Ukraine’s nuclear energy operator on Tuesday offered what it suggested were clues about what might be behind Russia’s claims that Kyiv’s forces are preparing a “provocation” involving a radioactive device — a so-called dirty bomb.

Russian Defense Minister Sergei Shoigu made that claim to his British, French, Turkish and U.S. counterparts over the weekend. Britain, France, and the United States rejected it out of hand as “transparently false.”

Ukraine also dismissed Moscow’s claim as an attempt to distract attention from the Kremlin’s own alleged plans to detonate a dirty bomb, which uses explosives to scatter radioactive waste in an effort to sow terror.

Energoatom, the Ukrainian nuclear operator, said Russian forces have carried out secret construction work over the last week at the occupied Zaporizhzhia Nuclear Power Plant in Ukraine.

Russian officers occupying the area won’t let the Ukrainian staff running Europe's largest nuclear plant or monitors from the U.N.'s atomic energy watchdog see what they are doing, Energoatom said in a statement issued Tuesday.

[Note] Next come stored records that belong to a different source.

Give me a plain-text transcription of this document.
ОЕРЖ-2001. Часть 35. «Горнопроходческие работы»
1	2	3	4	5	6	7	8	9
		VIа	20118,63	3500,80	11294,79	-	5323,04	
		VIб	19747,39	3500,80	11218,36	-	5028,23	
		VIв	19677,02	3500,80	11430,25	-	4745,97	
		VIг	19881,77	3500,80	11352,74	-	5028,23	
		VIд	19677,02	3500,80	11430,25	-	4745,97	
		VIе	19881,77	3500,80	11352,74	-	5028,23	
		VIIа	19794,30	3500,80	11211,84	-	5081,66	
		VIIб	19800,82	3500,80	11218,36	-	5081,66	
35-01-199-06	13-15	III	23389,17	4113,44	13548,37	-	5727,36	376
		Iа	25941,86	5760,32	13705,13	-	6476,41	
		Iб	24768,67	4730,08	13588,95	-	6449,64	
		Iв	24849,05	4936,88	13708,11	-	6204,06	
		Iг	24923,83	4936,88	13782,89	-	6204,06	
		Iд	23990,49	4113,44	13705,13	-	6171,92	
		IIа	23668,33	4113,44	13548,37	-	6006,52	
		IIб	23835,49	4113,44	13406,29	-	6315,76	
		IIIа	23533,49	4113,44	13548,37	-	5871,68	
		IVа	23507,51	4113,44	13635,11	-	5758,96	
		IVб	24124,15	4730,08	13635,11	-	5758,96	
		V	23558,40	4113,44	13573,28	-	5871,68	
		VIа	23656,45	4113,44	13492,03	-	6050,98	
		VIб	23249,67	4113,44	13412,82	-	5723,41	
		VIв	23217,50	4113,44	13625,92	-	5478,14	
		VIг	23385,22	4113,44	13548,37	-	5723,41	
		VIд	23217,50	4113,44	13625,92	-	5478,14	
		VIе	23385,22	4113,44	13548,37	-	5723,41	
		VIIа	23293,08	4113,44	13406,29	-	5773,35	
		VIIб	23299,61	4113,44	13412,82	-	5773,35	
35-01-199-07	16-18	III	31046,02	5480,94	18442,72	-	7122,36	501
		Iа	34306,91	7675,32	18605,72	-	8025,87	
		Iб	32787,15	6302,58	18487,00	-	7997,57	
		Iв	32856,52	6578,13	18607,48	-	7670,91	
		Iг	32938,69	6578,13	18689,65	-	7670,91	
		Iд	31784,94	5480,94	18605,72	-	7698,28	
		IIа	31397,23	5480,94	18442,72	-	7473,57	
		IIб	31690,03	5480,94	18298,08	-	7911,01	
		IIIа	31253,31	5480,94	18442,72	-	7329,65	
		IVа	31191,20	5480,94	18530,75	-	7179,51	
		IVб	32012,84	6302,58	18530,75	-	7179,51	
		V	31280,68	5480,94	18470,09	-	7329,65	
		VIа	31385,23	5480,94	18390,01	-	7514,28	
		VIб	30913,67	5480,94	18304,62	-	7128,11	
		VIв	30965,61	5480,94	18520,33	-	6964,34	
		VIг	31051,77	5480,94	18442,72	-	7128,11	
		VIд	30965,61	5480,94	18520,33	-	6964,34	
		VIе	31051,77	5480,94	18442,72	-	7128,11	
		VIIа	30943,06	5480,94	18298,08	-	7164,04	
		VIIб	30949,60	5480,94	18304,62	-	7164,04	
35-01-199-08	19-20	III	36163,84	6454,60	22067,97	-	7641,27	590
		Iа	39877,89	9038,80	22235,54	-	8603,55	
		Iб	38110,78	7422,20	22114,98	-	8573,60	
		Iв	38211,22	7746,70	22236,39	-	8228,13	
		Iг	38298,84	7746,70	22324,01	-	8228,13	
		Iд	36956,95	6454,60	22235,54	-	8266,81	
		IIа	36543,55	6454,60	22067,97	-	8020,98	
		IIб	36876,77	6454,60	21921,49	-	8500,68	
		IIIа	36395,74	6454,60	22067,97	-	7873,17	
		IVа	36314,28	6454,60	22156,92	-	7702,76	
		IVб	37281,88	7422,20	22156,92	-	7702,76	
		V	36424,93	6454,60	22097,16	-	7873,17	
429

Energoatom said it “assumes ... (the Russians) are preparing a terrorist act using nuclear materials and radioactive waste stored at (the plant).” It said there were 174 containers at the plant’s dry spent fuel storage facility, each of them containing 24 assemblies of spent nuclear fuel.

“Destruction of these containers as a result of explosion will lead to a radiation accident and radiation contamination of several hundred square kilometers (miles) of the adjacent territory,” the company said.

It called on the International Atomic Energy Agency to assess what was going on.

The White House on Monday again underscored that the Russian allegations were false.

#Ukraine nuclear agency thickens alleged #DirtyBomb plot. #UkraineInvasion

“It’s just not true. We know it’s not true,” John Kirby, a spokesman for the National Security Council, said. “In the past, the Russians have, on occasion, blamed others for things that they were planning to do.”

Dirty bombs don’t have the devastating destruction of a nuclear explosion but could expose broad areas to radioactive contamination.